Anna Jencquel bezog ihr ungebrochenes Selbstbewusstsein aus ihrem ausgeprägten Standesdünkel: Die Jencquels gehörten nun einmal schon seit ewigen Zeiten zur Hamburger Oberschicht. Und so gab sie stets, egal wo sie war, ihre Meinung gut hörbar kund. Das war ihren Angehörigen oft peinlich, Percy Ernst Schramm schreibt über seine „Großanna“: „Aus diesem Selbstgefühl: ‚Ich, Fräulein Jencquel’ leitete sie nicht nur das Recht ab, im Familienkreise ihre Urteile zu fällen, sondern sie fühlte sich berechtigt, auch Dritten gegenüber ihre Auffassungen vernehmlich zu machen.
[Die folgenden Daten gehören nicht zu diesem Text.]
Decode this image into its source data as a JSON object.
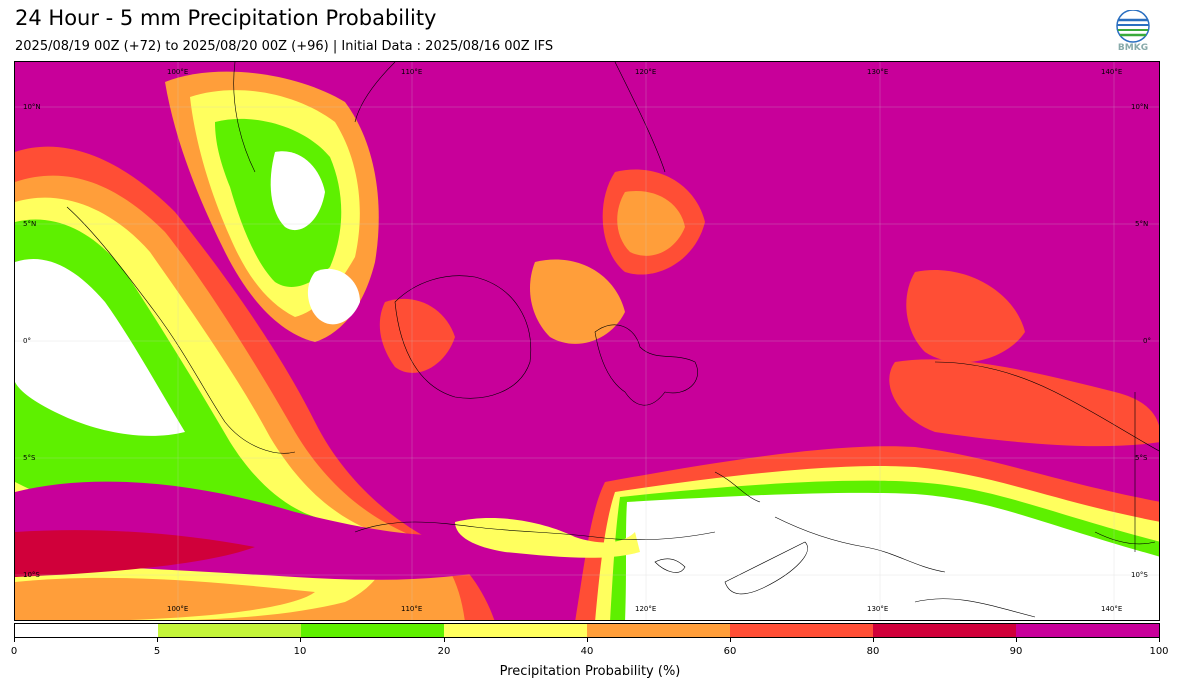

Wer sie begleitete, mußte gewärtigen, daß sie das Auftauchen einer parfümierten Dame – ihr ein besonderes Greuel – mit so lauten Bemerkungen begleitete, daß diese es hören mußte. Einladungen zu einer Reise oder zu einem Essen waren auch kein reiner Genuß, da die ‚Großanna’ dann das Gefühl der alleinstehenden vermögenden Dame bekam, daß alle Männer das auszunutzen suchten – weshalb sie die Rechnungen mit der Sorgfalt eines Finanzbeamten nachprüfte.“[1]
Anna Jencquel hatte ganz ihrem Charakter entsprechend weder mit der Kirche noch mit der Armenfürsorge viel im Sinn. Ihr Motor war ein patriotisches Pflichtgefühl, welches sie dazu trieb, während des Krieges 1870/71 den Verwundeten zu helfen. Diese Form des Pflichtgefühls war damals genauso wie das der Nächstenliebe gesellschaftlich opportun. Anna Jencquel half dem „Roten Kreuz“ hauptsächlich beim Verpacken des Verbandstoffes und erhielt für dieses Engagement später ein Kreuz, eine Denkmünze und zum 100. Geburtstag Kaiser Wilhelms eine Gedächtnismedaille.
Als sie mit 87 Jahren starb, bezeugte eine Mullbinde um ihr Handgelenk, dass der Arzt ihrem letzten Wunsch, ihr bei Eintritt des Todes die Pulsadern aufzuschneiden, nachgekommen war. Sie hatte große Furcht, als Scheintote begraben zu werden.